Dryden has often been taxed with a certain laxity in his rhymes, and to one not recognizing the difference between the pronunciation current in England in the seventeenth century and that accepted at the beginning of the twentieth century, the criticism would appear to be well founded. But it must be borne in mind that the sounds of the English vowels, especially, have undergone a considerable change since Dryden’s day. We should not be surprised then if, when we apply the present standard of English pronunciation to his rhymes, they seem somewhat imperfect. However, this is not intended to extenuate Dryden’s false rhymes, of which there are confessedly some; for he had neither a sensitive ear nor a tender conscience in his work for the stage. His motto expressed in his own words was,

“He who lives to please, must please to live.”

Yet Dryden was, after all, no greater sinner in this respect than others of his day, or even of the present day, whose verses furnish such monstrosities as has rhyming with was, love consorting with move,—rhymes which “keep the word of promise to the eye and break it to the ear.” Let us now cite a few of the received pronunciations of the seventeenth century as indicated in the rhymes of that day. It will be observed that where these are still lingering in our speech to-day, they are regarded simply as vulgarisms.
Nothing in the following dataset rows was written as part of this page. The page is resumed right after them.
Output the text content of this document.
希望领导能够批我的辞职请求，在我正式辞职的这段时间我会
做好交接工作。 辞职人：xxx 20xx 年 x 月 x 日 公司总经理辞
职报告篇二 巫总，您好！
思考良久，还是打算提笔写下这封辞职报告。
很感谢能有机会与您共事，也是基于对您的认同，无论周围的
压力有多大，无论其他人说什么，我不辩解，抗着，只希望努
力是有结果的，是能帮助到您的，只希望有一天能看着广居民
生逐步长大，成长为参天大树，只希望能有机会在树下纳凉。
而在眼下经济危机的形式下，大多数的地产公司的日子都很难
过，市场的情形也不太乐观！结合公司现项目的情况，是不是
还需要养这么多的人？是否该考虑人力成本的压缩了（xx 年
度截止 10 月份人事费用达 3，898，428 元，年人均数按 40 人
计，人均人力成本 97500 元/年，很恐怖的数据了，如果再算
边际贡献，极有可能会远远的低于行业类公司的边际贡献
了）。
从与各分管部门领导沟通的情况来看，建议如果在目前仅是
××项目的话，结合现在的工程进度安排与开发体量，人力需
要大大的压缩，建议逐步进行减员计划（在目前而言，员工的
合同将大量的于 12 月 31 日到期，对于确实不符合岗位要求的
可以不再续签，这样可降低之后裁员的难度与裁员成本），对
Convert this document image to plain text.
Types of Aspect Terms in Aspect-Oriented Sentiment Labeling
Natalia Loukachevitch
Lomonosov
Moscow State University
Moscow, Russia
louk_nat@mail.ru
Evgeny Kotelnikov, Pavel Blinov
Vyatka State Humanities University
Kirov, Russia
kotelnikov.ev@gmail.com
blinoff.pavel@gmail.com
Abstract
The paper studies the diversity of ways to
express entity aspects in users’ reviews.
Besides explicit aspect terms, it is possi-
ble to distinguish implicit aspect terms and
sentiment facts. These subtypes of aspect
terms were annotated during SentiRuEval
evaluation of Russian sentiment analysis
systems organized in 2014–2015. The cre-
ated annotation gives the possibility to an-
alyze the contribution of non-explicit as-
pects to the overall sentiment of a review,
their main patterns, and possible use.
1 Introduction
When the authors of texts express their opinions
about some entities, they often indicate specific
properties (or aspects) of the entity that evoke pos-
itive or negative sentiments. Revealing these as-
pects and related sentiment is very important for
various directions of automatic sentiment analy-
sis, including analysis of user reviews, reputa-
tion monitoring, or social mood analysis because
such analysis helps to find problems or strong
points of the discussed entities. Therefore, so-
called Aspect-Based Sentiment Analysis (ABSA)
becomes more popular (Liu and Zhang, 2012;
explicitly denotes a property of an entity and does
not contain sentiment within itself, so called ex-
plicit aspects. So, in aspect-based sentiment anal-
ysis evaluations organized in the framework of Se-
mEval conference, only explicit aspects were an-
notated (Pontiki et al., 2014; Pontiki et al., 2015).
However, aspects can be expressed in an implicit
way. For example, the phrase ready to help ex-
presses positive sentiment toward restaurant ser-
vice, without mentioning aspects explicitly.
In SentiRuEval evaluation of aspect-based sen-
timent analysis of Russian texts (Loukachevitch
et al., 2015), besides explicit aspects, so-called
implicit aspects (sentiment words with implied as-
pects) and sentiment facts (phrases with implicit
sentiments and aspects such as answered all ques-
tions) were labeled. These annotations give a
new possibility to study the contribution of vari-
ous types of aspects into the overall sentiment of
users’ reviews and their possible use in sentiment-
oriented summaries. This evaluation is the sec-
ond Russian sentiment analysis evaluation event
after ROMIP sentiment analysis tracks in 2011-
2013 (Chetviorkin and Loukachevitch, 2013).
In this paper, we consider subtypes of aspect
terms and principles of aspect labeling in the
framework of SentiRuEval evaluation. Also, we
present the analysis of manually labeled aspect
Such words as please, these, seize, severe, sea, speak, complete, and the like were pronounced, in the seventeenth century and in the first half of the eighteenth, in a way which, to the modern ear, is decidedly suggestive of the Irish “brogue.” For both Dryden and Pope pronounced these words plase, thase, saze, savare, say, spake, complate: and this was the received pronunciation during that period. Pope, therefore, whose delicate ear was easily fascinated by the vigor and musical cadence of his master Dryden preserves but the aroma of the old tea, in that heroic couplet upon a mock heroic subject:

“Here thou, great Anna! whom three realms obey,
Dost sometimes counsel take—and sometimes tea.”

Likewise, again he says:

“Soft yielding minds to water glide away,
And sip, with nymphs, their elemental tea.”